By geographical regions, it recorded the highest revenue in Europe, the Middle East, and Africa with an increase of $2.1 billion in 2022, a 110 percent increase, from $995 million recorded in 2021.

For the last quarter of 2022, net cash used in operating activities was $244 million, and free cash flow, defined as net cash flows from operating activities and fewer capital expenditures, was at a negative of $303 million.

Through 2022, net cash provided by operating activities was $642 million, and free cash flow was $390 million.

Uber attributed the $390 million in free cash flow to the previously revealed HM Revenue & Customs (HMRC) VAT claims settlement in the UK. “Excluding this settlement, free cash flow would have been $430 million and $1.1 billion in the fourth quarter of 2022 and full year 2022, respectively,” it added.

Unrestricted cash, cash equivalents, and short-term investments were $4.3 billion at the end of the fourth quarter.

Uber reported $595 million in profit thanks to its stakes in other ride-hailing companies. The company said it expected to achieve operating income profitability at some point this year, which would be a sign of growing strength in its business.

The company further said that it expects the platform to continue to grow in 2023 and Khosrowshahi said at the World Economic Forum last month that he does not anticipate any company wide layoffs, according to Reuter’s reports.

“In 2022, we significantly exceeded our profitability outlook, with an incremental margin of 10 percent.

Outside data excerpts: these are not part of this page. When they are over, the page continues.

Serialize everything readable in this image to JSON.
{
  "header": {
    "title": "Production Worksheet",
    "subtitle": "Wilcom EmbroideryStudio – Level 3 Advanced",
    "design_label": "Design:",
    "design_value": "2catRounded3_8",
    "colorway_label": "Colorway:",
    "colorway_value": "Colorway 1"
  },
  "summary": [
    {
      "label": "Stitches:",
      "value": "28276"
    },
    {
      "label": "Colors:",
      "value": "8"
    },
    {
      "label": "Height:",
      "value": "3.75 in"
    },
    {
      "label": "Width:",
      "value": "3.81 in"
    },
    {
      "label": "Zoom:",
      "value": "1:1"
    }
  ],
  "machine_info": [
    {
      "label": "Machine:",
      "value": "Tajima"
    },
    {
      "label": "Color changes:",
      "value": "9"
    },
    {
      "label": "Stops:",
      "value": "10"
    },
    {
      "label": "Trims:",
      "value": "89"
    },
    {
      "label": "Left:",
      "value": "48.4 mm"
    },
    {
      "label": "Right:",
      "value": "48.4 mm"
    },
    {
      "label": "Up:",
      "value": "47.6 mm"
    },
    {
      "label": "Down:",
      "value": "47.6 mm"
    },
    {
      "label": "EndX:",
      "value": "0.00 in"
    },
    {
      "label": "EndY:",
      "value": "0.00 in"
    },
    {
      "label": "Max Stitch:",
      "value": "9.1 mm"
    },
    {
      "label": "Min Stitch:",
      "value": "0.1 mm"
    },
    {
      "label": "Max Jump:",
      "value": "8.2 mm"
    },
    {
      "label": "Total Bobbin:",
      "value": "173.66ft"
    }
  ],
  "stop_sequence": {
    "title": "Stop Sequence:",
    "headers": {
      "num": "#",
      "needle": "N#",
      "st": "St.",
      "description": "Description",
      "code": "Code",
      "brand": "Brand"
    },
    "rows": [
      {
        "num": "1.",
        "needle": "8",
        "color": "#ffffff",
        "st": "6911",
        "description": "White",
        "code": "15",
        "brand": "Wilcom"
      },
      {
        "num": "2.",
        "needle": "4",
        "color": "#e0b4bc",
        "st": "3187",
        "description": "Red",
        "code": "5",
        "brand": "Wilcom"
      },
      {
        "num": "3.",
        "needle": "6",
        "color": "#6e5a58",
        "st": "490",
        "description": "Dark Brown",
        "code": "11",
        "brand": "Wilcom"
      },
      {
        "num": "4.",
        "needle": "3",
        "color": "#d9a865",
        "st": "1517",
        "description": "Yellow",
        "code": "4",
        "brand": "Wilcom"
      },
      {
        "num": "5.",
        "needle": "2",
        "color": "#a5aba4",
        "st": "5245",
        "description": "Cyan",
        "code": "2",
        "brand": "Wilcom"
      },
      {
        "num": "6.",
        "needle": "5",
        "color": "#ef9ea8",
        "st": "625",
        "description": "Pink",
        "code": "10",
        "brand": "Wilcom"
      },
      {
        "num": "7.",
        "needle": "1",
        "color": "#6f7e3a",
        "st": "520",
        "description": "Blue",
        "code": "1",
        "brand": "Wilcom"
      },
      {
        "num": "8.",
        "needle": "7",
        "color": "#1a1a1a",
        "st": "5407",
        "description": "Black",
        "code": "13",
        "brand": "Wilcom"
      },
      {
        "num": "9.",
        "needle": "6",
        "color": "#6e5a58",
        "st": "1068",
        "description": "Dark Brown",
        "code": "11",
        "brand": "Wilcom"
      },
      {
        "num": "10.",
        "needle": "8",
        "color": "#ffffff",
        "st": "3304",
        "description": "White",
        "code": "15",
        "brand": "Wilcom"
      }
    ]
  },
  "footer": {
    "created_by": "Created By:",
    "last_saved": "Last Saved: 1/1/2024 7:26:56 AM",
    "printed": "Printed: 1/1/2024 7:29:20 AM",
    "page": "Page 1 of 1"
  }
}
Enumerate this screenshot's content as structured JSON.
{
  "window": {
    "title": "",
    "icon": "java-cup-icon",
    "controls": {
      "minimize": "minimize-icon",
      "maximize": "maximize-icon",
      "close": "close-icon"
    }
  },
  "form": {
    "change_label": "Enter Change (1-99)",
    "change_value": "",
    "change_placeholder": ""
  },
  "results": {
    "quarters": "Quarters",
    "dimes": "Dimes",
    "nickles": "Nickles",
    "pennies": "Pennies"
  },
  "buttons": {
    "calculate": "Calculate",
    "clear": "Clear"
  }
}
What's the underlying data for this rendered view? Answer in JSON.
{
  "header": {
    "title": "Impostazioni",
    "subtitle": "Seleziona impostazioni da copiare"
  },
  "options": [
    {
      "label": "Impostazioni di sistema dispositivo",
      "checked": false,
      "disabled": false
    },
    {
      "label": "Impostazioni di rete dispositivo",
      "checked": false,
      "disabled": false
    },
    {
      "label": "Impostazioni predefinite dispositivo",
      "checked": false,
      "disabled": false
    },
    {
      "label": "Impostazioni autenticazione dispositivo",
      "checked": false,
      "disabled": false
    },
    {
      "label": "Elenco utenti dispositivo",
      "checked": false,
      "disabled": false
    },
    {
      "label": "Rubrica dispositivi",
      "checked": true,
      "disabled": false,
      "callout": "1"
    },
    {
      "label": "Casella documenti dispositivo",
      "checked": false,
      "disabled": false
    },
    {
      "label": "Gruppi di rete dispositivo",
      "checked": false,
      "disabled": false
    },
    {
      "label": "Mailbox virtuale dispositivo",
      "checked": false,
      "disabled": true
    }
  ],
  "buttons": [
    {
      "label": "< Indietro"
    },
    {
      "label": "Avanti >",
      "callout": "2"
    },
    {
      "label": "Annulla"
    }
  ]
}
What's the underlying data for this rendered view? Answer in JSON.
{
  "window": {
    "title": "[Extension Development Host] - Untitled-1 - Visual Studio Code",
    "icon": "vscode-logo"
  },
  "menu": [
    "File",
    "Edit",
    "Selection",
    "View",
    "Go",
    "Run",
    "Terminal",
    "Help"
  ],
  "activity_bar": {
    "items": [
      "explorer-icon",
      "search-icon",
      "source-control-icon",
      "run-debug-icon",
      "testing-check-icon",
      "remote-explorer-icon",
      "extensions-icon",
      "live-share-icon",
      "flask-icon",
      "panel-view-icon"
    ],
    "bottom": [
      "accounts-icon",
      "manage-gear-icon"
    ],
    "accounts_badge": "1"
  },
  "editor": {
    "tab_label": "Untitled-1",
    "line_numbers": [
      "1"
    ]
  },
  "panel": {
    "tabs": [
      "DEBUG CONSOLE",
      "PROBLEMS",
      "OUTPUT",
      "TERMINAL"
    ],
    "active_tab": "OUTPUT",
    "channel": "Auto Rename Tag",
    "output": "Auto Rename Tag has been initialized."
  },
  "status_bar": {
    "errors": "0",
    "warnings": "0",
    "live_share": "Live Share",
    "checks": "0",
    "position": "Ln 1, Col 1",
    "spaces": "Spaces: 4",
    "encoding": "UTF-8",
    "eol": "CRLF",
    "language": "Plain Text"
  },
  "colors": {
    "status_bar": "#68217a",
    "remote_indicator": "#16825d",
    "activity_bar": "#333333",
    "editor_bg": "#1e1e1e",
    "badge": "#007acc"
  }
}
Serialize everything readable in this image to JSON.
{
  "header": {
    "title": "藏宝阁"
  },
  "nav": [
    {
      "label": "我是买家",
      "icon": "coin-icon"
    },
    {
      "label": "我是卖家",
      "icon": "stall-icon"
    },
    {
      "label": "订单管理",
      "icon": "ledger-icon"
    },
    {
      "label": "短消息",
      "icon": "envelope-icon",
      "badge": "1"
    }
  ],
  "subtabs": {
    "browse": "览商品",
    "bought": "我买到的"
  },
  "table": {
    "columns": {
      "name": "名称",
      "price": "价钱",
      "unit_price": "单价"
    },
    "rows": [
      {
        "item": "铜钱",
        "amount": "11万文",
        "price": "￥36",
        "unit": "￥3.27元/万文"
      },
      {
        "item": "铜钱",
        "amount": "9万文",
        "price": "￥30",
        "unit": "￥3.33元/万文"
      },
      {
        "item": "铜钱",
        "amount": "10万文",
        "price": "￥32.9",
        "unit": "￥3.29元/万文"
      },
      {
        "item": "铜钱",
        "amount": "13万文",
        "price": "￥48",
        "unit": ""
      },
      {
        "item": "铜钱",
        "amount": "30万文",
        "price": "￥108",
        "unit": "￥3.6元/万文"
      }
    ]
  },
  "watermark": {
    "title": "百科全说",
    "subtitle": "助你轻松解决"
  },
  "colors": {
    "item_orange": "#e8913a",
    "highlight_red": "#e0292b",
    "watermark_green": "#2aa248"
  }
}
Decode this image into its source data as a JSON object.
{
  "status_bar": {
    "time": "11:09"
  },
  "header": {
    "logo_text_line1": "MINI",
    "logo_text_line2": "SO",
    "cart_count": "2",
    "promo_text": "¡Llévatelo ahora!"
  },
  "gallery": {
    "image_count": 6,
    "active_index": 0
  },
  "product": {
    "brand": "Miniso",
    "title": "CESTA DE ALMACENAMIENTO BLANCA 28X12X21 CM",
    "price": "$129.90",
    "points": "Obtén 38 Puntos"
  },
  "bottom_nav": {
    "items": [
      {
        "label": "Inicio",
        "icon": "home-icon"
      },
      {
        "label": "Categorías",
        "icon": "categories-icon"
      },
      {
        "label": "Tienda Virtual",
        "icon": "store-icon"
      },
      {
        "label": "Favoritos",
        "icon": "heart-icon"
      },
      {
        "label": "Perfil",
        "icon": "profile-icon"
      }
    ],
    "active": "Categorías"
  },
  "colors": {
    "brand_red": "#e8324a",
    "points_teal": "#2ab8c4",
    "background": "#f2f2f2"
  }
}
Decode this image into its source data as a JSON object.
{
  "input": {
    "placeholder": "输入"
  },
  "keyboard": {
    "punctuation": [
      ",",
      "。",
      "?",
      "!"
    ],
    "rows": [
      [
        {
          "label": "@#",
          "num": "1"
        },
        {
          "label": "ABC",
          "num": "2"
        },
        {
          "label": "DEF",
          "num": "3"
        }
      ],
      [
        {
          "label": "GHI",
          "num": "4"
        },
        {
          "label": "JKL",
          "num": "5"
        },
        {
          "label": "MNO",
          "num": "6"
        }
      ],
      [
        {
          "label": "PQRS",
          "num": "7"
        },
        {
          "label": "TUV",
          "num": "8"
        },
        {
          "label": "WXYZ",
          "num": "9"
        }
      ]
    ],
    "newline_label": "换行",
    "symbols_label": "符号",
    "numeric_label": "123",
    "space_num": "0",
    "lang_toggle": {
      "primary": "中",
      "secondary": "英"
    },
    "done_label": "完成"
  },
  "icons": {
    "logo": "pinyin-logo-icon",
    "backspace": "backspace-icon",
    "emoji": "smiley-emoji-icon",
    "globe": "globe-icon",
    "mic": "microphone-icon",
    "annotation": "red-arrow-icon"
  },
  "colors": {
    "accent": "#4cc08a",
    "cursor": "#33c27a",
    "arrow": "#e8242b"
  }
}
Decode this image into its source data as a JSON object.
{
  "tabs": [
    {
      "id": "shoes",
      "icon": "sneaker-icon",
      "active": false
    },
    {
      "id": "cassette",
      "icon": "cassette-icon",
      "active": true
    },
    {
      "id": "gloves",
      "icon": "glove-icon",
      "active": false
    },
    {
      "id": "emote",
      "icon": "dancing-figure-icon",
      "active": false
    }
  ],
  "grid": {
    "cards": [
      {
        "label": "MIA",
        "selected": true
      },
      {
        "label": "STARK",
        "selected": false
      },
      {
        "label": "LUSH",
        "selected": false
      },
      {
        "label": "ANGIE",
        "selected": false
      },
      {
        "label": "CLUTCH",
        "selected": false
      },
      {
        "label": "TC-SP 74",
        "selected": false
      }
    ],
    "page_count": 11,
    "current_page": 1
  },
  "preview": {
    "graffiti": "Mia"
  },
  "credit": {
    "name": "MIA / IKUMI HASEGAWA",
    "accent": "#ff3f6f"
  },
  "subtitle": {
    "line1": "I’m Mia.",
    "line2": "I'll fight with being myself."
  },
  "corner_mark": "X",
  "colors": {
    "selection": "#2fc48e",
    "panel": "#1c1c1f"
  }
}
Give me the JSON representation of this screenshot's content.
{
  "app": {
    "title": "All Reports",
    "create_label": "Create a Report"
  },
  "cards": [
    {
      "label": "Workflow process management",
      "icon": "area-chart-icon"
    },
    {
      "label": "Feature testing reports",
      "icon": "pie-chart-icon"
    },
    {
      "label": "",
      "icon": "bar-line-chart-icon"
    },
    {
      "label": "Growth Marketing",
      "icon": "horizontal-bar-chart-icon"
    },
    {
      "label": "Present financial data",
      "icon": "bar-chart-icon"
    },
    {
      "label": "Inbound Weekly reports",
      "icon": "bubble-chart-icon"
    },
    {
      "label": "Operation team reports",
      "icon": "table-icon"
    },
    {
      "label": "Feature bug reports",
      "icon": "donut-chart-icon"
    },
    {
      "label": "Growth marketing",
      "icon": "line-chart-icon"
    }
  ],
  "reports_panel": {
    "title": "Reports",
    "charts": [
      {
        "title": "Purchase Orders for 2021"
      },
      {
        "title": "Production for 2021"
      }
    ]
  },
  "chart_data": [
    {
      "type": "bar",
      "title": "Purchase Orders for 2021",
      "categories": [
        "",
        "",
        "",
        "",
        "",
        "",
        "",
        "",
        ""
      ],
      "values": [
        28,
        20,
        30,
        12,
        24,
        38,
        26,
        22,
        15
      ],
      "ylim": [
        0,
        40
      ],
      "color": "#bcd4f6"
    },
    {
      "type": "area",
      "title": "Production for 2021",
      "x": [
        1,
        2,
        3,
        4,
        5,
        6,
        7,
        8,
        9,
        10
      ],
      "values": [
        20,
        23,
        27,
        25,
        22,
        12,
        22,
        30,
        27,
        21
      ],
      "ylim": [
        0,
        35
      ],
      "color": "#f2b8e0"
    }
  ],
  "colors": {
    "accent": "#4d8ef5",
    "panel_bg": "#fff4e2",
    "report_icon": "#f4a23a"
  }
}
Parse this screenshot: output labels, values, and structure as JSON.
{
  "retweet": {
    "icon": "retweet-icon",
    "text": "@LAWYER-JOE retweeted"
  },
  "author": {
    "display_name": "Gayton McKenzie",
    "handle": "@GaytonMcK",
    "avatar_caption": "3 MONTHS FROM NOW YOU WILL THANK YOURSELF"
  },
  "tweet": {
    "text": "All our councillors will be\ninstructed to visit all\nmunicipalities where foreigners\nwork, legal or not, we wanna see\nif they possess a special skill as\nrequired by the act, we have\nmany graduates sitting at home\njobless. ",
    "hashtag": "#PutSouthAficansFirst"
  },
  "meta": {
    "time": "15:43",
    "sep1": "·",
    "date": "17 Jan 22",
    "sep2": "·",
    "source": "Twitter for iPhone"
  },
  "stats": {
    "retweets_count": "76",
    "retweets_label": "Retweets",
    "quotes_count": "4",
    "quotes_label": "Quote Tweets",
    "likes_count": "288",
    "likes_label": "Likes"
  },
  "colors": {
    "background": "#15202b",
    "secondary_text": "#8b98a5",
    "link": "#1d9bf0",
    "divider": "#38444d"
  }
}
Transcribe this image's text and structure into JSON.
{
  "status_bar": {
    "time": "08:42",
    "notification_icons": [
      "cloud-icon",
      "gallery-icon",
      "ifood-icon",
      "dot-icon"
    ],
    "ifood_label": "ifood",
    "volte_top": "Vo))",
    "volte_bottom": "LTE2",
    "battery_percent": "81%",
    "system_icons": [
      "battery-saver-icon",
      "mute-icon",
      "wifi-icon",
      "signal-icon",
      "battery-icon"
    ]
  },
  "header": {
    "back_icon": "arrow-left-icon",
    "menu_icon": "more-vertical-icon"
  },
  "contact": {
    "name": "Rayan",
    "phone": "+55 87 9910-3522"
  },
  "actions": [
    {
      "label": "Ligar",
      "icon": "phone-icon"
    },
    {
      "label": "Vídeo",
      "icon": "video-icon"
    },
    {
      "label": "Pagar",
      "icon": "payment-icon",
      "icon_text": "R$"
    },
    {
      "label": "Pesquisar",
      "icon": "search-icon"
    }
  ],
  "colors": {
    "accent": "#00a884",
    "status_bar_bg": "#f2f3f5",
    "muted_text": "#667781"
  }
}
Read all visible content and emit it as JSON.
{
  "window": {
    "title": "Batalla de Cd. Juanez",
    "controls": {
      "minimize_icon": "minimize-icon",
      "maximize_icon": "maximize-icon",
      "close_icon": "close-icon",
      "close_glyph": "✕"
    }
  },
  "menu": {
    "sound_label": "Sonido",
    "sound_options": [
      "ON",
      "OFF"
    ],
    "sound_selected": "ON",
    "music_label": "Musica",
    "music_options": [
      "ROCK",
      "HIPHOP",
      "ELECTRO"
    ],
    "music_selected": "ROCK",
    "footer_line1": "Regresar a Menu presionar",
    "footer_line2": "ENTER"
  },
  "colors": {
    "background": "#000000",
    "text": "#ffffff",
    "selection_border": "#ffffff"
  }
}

Our outlook for Gross Bookings and Adjusted Earnings Before Interest, Taxes, Depreciation, and Amortisation (EBITDA) step up in the first quarter of 2023 builds on that progress, and sets us up for yet another record year,” said Nelson Chai, the chief financial officer of Uber.

With an expected 3 percent currency headwind, the company’s outlook for quarter one of 2023 expects gross bookings to grow between 20 and 24 percent on an annual basis in constant currency, translating to a range of $31.0 billion to $32.0 billion and adjusted earnings before interest and taxes (EBITDA) of $660 million to $700 million.